Categories: Clean(ish) Living, Rants and Raves, Yummy

Tags: , , , , , , ,

6 replies

  1. Please share how you keep your muffin tins so clean. Mine look like they were used on the set of ‘Breaking Bad’ and I’ve only baked twice in ten years.

    • My secret is simple. I overpay for the Goldtouch muffin tins at Williams-Sonoma and then throw them out as soon as they become displeasing in color.
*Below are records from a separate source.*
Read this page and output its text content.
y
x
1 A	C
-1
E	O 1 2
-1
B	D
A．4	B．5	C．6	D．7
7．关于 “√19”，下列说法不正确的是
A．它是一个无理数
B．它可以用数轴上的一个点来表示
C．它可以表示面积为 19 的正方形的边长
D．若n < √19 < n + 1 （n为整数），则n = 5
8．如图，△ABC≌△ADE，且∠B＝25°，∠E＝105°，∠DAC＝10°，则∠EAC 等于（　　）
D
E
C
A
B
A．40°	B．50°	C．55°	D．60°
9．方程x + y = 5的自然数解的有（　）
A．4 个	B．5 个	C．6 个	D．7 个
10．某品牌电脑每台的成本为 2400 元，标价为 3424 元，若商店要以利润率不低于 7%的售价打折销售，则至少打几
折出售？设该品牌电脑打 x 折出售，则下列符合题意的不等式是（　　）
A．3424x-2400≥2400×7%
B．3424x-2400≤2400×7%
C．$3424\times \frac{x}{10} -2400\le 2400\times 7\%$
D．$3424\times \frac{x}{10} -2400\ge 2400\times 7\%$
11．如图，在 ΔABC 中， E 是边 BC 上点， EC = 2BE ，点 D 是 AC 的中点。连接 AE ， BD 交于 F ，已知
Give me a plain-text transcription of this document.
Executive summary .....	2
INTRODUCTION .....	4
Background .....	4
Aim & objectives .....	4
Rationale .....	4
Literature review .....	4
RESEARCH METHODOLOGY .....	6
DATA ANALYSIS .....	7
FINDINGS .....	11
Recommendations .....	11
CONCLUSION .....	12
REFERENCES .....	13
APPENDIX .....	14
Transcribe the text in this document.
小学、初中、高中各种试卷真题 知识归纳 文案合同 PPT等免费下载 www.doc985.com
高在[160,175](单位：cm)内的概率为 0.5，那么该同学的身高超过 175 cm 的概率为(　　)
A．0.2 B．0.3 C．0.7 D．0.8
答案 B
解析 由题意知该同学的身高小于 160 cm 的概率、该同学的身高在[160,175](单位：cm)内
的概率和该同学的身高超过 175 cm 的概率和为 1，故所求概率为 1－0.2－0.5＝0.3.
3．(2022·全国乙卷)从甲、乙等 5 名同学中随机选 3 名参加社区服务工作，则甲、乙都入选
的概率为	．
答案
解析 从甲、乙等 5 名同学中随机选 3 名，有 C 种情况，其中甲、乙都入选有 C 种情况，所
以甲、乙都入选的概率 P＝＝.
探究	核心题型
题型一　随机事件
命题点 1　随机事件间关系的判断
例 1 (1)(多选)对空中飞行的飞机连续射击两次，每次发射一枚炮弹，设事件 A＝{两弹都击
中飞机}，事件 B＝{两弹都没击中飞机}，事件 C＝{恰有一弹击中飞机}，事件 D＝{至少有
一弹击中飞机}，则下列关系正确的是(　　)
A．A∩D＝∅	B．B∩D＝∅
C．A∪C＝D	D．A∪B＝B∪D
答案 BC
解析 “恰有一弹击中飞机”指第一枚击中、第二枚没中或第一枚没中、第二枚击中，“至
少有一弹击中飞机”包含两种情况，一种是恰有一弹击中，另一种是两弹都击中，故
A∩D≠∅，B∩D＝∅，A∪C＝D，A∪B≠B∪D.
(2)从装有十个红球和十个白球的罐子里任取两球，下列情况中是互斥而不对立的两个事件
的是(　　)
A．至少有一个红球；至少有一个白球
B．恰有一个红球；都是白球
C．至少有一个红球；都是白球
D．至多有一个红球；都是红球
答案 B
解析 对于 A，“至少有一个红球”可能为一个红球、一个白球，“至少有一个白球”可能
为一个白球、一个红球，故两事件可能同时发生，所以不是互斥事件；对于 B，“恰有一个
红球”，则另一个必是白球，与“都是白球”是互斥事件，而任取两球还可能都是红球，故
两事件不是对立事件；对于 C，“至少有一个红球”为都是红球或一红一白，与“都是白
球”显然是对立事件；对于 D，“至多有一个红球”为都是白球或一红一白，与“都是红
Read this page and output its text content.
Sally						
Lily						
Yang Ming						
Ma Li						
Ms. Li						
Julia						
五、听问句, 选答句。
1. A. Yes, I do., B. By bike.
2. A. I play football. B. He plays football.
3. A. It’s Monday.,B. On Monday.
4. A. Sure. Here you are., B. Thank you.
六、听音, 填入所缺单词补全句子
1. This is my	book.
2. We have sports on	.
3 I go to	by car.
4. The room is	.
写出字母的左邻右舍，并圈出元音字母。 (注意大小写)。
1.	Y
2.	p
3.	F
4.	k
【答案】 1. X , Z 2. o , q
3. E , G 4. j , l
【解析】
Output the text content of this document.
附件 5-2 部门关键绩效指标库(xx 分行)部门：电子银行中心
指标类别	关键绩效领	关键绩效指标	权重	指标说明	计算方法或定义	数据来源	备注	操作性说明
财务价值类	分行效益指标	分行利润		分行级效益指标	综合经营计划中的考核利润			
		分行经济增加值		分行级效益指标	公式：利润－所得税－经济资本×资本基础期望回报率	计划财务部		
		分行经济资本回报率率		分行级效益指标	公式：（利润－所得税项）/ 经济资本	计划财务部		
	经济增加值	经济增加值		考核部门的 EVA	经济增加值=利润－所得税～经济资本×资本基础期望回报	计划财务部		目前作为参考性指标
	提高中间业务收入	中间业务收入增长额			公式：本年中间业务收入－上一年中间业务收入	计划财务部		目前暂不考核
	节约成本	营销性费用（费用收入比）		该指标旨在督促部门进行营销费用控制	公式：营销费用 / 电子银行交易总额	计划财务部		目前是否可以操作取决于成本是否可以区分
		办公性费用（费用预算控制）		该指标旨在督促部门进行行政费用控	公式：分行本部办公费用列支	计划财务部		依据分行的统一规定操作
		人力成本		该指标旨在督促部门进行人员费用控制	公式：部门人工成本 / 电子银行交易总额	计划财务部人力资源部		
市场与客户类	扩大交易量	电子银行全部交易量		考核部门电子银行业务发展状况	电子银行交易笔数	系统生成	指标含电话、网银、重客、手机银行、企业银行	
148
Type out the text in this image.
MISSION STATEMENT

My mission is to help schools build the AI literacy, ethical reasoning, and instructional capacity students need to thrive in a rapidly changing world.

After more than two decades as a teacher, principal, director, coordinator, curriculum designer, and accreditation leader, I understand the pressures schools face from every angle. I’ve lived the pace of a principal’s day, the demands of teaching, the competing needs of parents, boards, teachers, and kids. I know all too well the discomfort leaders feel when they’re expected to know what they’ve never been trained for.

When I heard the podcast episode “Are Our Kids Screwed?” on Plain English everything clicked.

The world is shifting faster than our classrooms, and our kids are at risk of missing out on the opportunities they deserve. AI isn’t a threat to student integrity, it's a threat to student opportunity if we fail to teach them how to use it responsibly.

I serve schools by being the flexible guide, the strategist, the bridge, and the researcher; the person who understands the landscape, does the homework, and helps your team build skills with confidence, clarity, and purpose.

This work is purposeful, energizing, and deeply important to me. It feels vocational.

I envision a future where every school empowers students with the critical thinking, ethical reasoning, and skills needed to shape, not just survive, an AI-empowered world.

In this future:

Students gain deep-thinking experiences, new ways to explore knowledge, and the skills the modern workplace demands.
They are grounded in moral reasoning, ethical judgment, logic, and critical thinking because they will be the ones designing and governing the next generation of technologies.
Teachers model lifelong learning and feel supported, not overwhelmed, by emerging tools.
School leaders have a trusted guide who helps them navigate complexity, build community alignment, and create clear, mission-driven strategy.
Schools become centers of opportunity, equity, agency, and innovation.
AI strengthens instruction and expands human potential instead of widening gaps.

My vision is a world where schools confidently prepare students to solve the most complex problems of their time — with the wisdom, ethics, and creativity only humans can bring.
      • I was recently given this book by my celaic mother-in-law, and I am so grateful. My sister and I are both celaics, and desserts like cake and cookies have been missing from our lives for years. (I mean, REAL cakes and cookies that taste like their gluten-laiden counterparts.) From the very first recipe we tried- frosted macadamia nut bars (p.145) to my 25th birthday treat- whoopie pies (p.118), my entire family has devoured the outcomes. Including those who can eat wheat. This book explains evey detail about gluten-free flours, right down to thier protein contents, and how and why they work. This is an absolute must for anyone who wants to enter back into the realm of heavenly desserts, or anyone catering to their beloved celaic. Just be prepared to stock your shelves with a bunch of new flours, and you’ll be on your way!

  2. Best excerpt I’ve read all year:

    “If when you lick the spoon your batter tastes like poo, then chances are whatever you eventually take out of the oven will also taste like poo. Except now it will be warm.”

    Awesome. Keept it coming, I’m on a ravioli cooking craze myself, any suggestions for fillings?